Pixel Envy

Written by Nick Heer.

FCC Votes to Begin Dismantling Net Neutrality

Karl Bode, Techdirt:

Surprising absolutely nobody, the FCC today voted 2-1 along strict party lines to begin dismantling net neutrality protections for consumers. The move comes despite the fact that the vast majority of non-bot comments filed with the FCC support keeping the rules intact. And while FCC boss Ajit Pai has breathlessly insisted he intended to listen to the concerns of all parties involved, there has been zero indication that this was a serious commitment as he begins dismantling all manner of broadband consumer protections, not just net neutrality.

Libby Watson, Gizmodo:

The commission will now consider Pai’s proposal, which would repeal the reclassification of broadband providers as “common carriers” (a little like utilities) under Title II of the Telecommunications Act. Pai’s proposed rulemaking would also “seek comment” on the so-called “bright line” rules—no blocking, throttling, or paid prioritization of internet traffic—likely meaning those rules would be watered down or even erased. We won’t know for sure until closer to the final vote, but without Title II authority, the FCC might not be able to enforce those rules anyway.
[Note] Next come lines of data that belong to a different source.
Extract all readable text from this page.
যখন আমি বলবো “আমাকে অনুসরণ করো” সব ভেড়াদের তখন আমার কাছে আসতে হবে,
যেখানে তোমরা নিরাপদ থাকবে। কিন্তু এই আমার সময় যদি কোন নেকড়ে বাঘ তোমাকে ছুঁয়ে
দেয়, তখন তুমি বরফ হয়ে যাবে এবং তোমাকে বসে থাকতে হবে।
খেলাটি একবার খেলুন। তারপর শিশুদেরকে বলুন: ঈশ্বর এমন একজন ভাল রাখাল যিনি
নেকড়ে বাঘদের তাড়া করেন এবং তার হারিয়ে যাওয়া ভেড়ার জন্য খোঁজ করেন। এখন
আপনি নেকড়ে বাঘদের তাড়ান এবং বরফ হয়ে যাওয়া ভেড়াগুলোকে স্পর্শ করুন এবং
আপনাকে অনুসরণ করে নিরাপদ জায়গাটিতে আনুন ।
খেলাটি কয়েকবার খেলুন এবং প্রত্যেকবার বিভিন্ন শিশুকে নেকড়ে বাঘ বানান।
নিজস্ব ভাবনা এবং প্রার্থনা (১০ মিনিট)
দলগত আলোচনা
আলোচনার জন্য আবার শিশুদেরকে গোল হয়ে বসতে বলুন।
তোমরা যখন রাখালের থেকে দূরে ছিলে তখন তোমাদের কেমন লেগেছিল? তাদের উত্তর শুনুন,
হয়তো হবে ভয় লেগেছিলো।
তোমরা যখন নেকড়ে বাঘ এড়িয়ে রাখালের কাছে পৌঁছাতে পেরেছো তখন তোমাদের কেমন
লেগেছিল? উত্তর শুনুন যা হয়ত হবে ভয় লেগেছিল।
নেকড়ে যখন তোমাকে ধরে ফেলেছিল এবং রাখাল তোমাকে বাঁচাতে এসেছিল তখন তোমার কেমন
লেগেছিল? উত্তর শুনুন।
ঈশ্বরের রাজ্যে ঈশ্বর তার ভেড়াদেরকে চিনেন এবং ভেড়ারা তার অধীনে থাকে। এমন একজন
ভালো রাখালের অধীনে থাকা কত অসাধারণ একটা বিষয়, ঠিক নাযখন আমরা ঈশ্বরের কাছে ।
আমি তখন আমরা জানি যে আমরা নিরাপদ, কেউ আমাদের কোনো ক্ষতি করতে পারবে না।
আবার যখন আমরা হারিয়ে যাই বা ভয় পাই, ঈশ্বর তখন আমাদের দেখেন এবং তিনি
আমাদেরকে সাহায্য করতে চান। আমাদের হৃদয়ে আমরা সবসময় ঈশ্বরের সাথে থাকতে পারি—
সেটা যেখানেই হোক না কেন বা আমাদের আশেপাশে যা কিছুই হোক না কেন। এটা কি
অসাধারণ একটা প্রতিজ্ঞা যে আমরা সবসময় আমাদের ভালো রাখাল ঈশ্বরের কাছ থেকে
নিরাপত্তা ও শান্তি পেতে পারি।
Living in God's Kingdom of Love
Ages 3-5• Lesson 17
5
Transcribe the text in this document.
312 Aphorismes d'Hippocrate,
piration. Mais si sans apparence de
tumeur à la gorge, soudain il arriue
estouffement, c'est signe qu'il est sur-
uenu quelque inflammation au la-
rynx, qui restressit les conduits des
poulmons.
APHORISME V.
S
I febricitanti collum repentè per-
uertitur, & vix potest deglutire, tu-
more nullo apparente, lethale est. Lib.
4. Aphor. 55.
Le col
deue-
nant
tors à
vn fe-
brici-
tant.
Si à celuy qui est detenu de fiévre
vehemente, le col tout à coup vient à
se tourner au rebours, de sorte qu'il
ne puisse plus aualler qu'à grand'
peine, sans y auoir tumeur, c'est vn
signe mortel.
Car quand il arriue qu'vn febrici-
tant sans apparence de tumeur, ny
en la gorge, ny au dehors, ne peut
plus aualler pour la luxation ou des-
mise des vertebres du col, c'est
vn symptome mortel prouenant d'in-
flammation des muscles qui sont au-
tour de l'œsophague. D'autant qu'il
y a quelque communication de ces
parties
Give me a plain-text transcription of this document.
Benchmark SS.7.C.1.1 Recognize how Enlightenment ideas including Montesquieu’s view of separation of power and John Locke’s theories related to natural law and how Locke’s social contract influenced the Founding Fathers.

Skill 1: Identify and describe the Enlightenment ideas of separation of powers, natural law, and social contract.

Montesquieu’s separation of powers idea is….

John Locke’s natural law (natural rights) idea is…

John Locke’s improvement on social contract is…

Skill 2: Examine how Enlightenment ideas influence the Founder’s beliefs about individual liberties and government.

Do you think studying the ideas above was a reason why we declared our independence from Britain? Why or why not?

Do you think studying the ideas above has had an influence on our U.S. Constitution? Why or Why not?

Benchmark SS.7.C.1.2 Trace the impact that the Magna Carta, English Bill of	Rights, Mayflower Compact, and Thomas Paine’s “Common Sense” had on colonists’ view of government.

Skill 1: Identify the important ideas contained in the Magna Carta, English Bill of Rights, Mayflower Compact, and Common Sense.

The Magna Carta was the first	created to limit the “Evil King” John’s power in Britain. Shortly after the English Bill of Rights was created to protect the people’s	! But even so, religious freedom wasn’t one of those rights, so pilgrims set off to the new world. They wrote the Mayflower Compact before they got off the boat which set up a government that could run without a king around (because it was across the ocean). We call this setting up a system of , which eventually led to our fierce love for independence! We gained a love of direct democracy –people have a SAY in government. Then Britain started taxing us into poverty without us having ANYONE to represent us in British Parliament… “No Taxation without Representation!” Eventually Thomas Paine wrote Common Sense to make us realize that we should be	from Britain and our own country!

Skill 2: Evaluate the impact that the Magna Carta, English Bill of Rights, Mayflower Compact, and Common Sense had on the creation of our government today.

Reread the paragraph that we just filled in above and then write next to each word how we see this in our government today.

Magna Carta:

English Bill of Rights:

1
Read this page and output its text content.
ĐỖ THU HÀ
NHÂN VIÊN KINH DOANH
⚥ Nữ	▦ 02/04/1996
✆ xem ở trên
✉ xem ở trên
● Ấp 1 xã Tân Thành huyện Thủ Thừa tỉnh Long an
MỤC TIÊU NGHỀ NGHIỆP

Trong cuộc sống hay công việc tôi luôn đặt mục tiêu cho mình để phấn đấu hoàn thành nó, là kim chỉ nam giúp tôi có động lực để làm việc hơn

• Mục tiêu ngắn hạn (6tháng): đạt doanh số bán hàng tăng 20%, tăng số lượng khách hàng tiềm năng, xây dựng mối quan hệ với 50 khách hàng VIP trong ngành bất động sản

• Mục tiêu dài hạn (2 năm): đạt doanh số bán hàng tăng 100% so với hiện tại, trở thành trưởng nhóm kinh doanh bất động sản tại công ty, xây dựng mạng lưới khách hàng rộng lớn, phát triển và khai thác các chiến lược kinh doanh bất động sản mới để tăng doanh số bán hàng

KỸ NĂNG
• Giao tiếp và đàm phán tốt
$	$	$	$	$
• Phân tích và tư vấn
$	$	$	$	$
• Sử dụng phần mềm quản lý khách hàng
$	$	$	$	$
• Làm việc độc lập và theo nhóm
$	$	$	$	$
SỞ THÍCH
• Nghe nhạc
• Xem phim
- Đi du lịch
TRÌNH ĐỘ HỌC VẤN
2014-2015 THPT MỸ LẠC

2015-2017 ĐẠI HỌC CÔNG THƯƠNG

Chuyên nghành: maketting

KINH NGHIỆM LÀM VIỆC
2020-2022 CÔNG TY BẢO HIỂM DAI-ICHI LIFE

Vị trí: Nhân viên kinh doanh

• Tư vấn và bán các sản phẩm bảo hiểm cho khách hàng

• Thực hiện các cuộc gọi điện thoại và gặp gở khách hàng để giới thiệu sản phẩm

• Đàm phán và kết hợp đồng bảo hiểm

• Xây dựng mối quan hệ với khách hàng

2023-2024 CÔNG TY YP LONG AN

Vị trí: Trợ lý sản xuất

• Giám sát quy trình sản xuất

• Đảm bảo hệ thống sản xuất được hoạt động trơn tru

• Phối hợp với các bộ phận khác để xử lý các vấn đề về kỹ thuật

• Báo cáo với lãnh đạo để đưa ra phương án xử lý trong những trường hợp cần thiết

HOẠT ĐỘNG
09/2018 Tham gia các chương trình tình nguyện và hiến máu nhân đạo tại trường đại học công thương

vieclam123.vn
Much like a repeal of net neutrality would allow, this vote is a clear demonstration that a few powerful companies have their interests prioritized far higher than the millions of people who don’t have a boatload of cash to spare. This result may have been expected, but that doesn’t make it any less of a pile of horse shit.

Watson, again:

Meanwhile, the other Republican, Mike O’Rielly, laid the groundwork for ignoring pro-net neutrality comments that have already flooded in and will likely continue to do so before the vote, saying FCC rules aren’t decided “like a ‘Dancing With the Stars’ contest.” More than 2.1 million comments have already been filed, though as we’ve reported, hundreds of thousands of those appear to be astroturfed, possibly bot-filed anti-net neutrality comments, submitted under the names of other people. But as much as O’Rielly might want to dismiss the comment process, every comment in favor of net neutrality makes it more obvious that Pai’s proposal is something that only ISPs want.

O’Rielly’s disparagement of democracy and Pai’s refusal to take seriously the millions of comments in favour of Title II regulation says everything you need to know about what these jackasses think of Americans’ values and voices.